Spend Matters Endorses Leading Retailers ‘Sweatshop Now’ Marketing and Merchandising Campaign
Spend Matters research suggests Corporate Social Responsibility (CSR) programs geared at retail and apparel supply chains add approximately 23.5 percent to the cost of every garment or item sold at retail in the US and EU today – over and above the added low-wage benefits of sourcing from developing markets. “Our research shows that the financial costs strongly outweigh the societal costs of such programs making it difficult for the middle class to get ahead,” said Thomas Kase, VP of Research at Spend Matters.
Spend Matters research’s recent report, Unchecked Capitalism – Sourcing for Me but Not for Thee, suggests that rampant capitalism in developing markets has resulted in suboptimal working conditions and factories with only a 99 percent expected annual survival rate in the lowest wage areas of China, India, Bangladesh and Vietnam. The report also references research from these regions that suggests workers earn an average of 123.7 percent more than wages they could otherwise expect to receive in rural, agricultural employment.
“The cost benefit analysis of these working conditions is clear,” notes Kase. “Workers are far better off with factory employment earning over 100 percent of the prevailing rural wage than toiling in fields having to dodge run-off chemicals from other factories.”
As a result of its research, Spend Matters has decided to endorse the program of a leading US retailer that has put its entire 2014 marketing budget behind a “Sweatshop Now” campaign that offers identical items to those made in sweatshops not certified to be CSR compliant to Western standards, but manufactured in the US, at 175 percent of the same price, next to the original globally sourced, offending items.
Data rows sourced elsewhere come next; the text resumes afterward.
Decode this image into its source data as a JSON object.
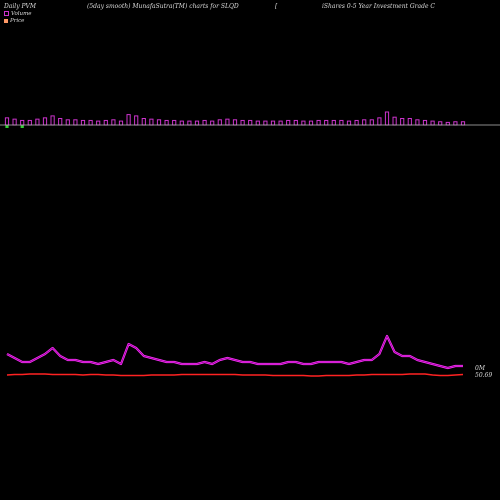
{
  "header": {
    "left": "Daily PVM",
    "center": "(5day smooth) MunafaSutra(TM) charts for SLQD",
    "right_a": "[",
    "right_b": "iShares 0-5 Year Investment Grade  C"
  },
  "legend": {
    "volume": "Volume",
    "price": "Price"
  },
  "colors": {
    "background": "#000000",
    "volume_bar": "#cc33cc",
    "volume_bar_down": "#33cc33",
    "baseline": "#bbbbbb",
    "volume_line_outer": "#ff33ff",
    "volume_line_inner": "#990099",
    "price_line": "#ff2222"
  },
  "chart_data": {
    "type": "bar",
    "title": "(5day smooth) MunafaSutra(TM) charts for SLQD",
    "series": [
      {
        "name": "Volume",
        "values": [
          0.55,
          0.45,
          0.35,
          0.35,
          0.45,
          0.55,
          0.7,
          0.5,
          0.4,
          0.4,
          0.35,
          0.35,
          0.3,
          0.35,
          0.4,
          0.3,
          0.8,
          0.7,
          0.5,
          0.45,
          0.4,
          0.35,
          0.35,
          0.3,
          0.3,
          0.3,
          0.35,
          0.3,
          0.4,
          0.45,
          0.4,
          0.35,
          0.35,
          0.3,
          0.3,
          0.3,
          0.3,
          0.35,
          0.35,
          0.3,
          0.3,
          0.35,
          0.35,
          0.35,
          0.35,
          0.3,
          0.35,
          0.4,
          0.4,
          0.55,
          1.0,
          0.6,
          0.5,
          0.5,
          0.4,
          0.35,
          0.3,
          0.25,
          0.2,
          0.25,
          0.25
        ]
      },
      {
        "name": "Price",
        "values": [
          50.68,
          50.69,
          50.69,
          50.7,
          50.7,
          50.7,
          50.69,
          50.69,
          50.69,
          50.69,
          50.68,
          50.69,
          50.69,
          50.68,
          50.68,
          50.67,
          50.67,
          50.67,
          50.67,
          50.68,
          50.68,
          50.68,
          50.68,
          50.69,
          50.69,
          50.69,
          50.69,
          50.69,
          50.69,
          50.69,
          50.69,
          50.68,
          50.68,
          50.68,
          50.68,
          50.67,
          50.67,
          50.67,
          50.67,
          50.67,
          50.66,
          50.66,
          50.67,
          50.67,
          50.67,
          50.67,
          50.68,
          50.68,
          50.69,
          50.69,
          50.69,
          50.69,
          50.69,
          50.7,
          50.7,
          50.7,
          50.68,
          50.67,
          50.67,
          50.68,
          50.69
        ]
      }
    ],
    "down_bar_indices": [
      0,
      2
    ],
    "price_label": "50.69",
    "volume_label": "0M",
    "ylabel": ""
  }
}
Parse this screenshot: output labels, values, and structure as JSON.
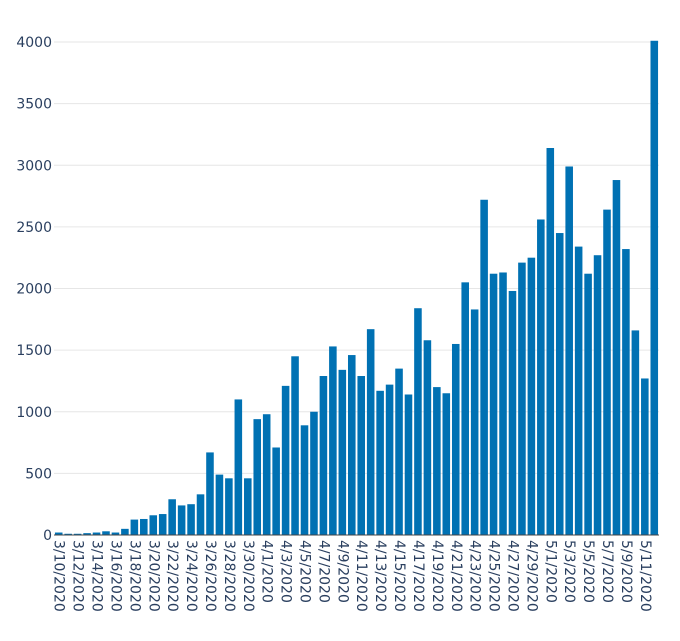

The early sales returns from of the program are fascinating, suggests Spend Matters. Less than 20 percent of consumers would pay the added cost of the domestically manufactured items over the absolutely cheapest globally sourced comparative products. However, credit card analysis suggests that consumers purchasing the less expensive items are far more likely to use Product Red affinity cards that support third world development than those purchasing the more expensive, domestically produced items.